Workforce development, batteries

The October issue of AppliedAutomation focuses on workforce development through universities and colleges and battery safety.
By Jack Smith October 9, 2019

The challenge moving forward is finding qualified staff to design, deploy and maintain complex automation technologies. Effective training in new technology is fundamental. Organizations need to focus on the value of their total workforce and develop strategies to train, retain and engage them with the next generation of employees. With the experience and skills developed from many years of employment, retaining these experienced workers and using them to mentor new talent simply makes sound business sense.

The cover story in this issue of AppliedAutomation is about workforce development.

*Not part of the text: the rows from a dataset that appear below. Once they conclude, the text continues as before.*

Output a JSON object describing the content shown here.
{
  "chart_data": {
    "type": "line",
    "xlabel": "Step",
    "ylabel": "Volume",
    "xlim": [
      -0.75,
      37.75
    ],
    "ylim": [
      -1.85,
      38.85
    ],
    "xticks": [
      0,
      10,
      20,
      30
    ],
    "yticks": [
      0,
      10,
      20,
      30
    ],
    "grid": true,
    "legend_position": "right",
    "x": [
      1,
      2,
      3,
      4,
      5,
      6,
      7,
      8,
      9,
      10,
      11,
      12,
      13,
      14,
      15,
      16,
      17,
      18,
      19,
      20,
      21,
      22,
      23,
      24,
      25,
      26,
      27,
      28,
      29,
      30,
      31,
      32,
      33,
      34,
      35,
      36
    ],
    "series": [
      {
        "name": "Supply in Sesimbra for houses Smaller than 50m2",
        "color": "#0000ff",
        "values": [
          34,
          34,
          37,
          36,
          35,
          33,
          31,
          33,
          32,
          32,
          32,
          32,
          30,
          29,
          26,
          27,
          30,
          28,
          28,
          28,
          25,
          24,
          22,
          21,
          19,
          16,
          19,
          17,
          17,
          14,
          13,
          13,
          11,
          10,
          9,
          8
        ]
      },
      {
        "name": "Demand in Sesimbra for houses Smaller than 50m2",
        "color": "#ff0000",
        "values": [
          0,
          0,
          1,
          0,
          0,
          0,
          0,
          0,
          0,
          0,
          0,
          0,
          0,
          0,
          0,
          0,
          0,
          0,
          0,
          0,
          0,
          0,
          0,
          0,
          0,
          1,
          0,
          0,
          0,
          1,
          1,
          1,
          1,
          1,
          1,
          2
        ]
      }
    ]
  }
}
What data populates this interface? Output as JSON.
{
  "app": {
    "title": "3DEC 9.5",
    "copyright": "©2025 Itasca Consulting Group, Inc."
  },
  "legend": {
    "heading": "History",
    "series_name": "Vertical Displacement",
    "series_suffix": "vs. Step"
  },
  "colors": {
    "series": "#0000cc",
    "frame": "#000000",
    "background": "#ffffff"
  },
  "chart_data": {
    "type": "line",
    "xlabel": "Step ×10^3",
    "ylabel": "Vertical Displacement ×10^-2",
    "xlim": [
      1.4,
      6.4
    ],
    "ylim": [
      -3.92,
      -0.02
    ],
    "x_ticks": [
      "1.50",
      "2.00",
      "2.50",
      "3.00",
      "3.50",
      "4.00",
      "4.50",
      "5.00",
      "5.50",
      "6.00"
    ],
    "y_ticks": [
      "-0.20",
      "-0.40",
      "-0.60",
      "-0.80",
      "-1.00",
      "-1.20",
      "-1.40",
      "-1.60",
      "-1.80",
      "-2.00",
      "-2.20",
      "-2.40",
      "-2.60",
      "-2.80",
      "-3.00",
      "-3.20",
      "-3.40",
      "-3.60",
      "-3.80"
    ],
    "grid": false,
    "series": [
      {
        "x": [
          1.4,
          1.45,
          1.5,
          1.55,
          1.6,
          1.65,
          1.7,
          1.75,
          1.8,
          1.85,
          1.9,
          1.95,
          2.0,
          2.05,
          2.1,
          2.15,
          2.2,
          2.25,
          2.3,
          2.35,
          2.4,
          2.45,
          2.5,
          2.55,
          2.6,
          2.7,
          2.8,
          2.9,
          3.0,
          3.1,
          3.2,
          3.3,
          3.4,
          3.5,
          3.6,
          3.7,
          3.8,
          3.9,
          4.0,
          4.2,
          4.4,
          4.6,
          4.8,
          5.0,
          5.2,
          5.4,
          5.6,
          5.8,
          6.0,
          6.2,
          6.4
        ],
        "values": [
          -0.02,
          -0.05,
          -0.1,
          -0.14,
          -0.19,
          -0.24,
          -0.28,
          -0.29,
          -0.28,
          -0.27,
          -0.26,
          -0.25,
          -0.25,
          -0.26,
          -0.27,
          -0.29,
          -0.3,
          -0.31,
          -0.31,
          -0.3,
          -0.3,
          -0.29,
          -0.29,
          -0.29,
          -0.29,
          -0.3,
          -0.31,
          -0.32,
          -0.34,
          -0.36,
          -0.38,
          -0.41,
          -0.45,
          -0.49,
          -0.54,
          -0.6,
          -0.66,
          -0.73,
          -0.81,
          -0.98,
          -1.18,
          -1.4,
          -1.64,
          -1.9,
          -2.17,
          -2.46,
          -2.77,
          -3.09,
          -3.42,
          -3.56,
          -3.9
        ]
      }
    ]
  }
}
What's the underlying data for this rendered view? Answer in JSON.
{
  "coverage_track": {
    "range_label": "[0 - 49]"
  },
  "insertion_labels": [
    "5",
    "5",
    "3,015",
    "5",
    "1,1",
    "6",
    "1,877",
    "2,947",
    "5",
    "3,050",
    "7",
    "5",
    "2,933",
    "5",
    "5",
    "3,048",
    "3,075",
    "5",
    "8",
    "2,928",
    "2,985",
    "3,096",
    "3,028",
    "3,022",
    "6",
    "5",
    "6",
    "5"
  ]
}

The author writes: “Education of our young people is an important foundation for our future. Replenishing the industrial workforce is also crucial to our country’s progress. At the intersection of these two ideas are community colleges – a great source of employees in a wide range of fields. Industrial organizations have a lot to gain from collaborative programs with community colleges. And there are a variety of ways to work together.”

The cover story also includes three examples of industrial organizations working with community colleges – providing stronger education while meeting potential employees. Each of these stories includes how-to advice, and could be a model for other programs.

The other story in this issue is about long-life batteries. The author warns that battery self-discharge is a problem. He writes: “Self-discharge is a natural phenomenon that affects all batteries, as chemical reactions occur even when the battery is in storage and not being used. Self-discharge rates vary based on a number of factors, including the current discharge potential of the cell based on its design, the purity and quality of the raw materials and the ability of the battery manufacturer to control cell passivation, thereby slowing down the chemical reactions that lead to self-discharge.”

This article appears in the Applied Automation supplement for Control Engineering and Plant Engineering.